Participants : Valmi Dufour-Lussier, Emmanuelle Gaillard, Laura Infante Blanco, Florence Le Ber, Jean Lieber, Amedeo Napoli, Emmanuel Nauer [contact person] .

knowledge acquisition, ontology engineering, semantic annotation, case-based reasoning, hierarchical classification, text mining

Taaable is a system whose objectives are to retrieve textual cooking recipes and to adapt these retrieved recipes whenever needed. Suppose that someone is looking for a “leek pie” but has only an “onion pie” recipe: how can the onion pie recipe be adapted?

The Taaable system combines principles, methods, and technologies of knowledge engineering, namely case-based reasoning (CBR), ontology engineering, text mining, text annotation, knowledge representation, and hierarchical classification. Ontologies for representing knowledge about the cooking domain, and a terminological base for binding texts and ontology concepts, have been built from textual web resources. These resources are used by an annotation process for building a formal representation of textual recipes. A CBR engine considers each recipe as a case, and uses domain knowledge for reasoning, especially for adapting an existing recipe w.r.t. constraints provided by the user, holding on ingredients and dish types.

The Taaable system is available since 2008 on line at http://taaable.fr , but is constantly evolving. This year, Taaable has been extended by two new features, both concerning knowledge acquisition.

The first feature uses closed itemsets for extracting adaptation knowledge in order to better adapt recipes. A first approach integrates a previous work about adaptation rule extraction  [93] into a collaborative environment, in which humans and machines may now collaborate to better acquire adaptation rules [38] . This environment integrates also the results of a new work on knowledge extraction where specific cooking adaptation rules that can be applied to a single recipe, are generalized using close itemsets into generic adaptation rules, to make them usable on other recipes [60] .

The second feature addresses the improvement of the formal representation of the preparation part of recipes, using a semi-automatic annotation process [59] . In Taaable, the procedural text describing the preparation is formalized in a graph, where cooking actions and ingredients, among others, are represented as vertexes, and semantic relations between those, shown as arcs. As the automatic annotation process that transforms, using natural language processing, a procedural text into a graph, produces incomplete annotation (disconnected graphs) or other annotation errors, a validating and correcting step is required. A specific graphical interface has been built to provide the users with a way to correct the graph representation of the cooking process, improving at the same time the quality of the knowledge about cooking procedures.

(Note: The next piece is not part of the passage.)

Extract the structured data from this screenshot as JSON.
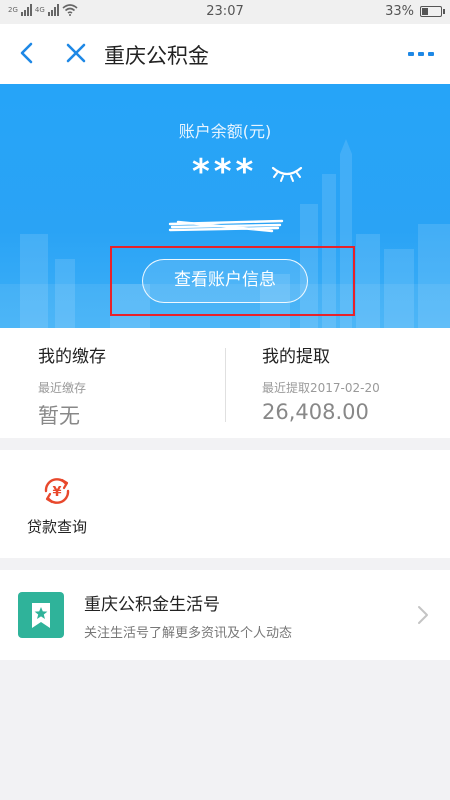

Tuuurbine: a generic ontology guided case-based inference engine

Participants : Laura Infante Blanco, Jean Lieber, Emmanuel Nauer [contact person] .

case-based reasoning, inference engine, knowledge representation, ontology engineering, semantic web

The experience acquired since 5 years with the Taaable system conducted to the creation of a generic cased-based reasoning system, whose reasoning procedure is based on a domain ontology. This new system, called Tuuurbine, takes into account the retrieval step, the case base organization, but also an adaptation procedure which is not addressed by other generic case-based reasoning tools. Moreover, Tuuurbine is built over semantic web standards that will ensure facilities for being plugged over data available on the web. The domain knowledge is considered to be represented in a RDF store, which could be additionally be interfaced with a semantic wiki, in order to benefit from the collaborative edition and management of the knowledge involved in the reasoning system (cases, ontology, adaptation rules). This development is support by an Inria ADT funding.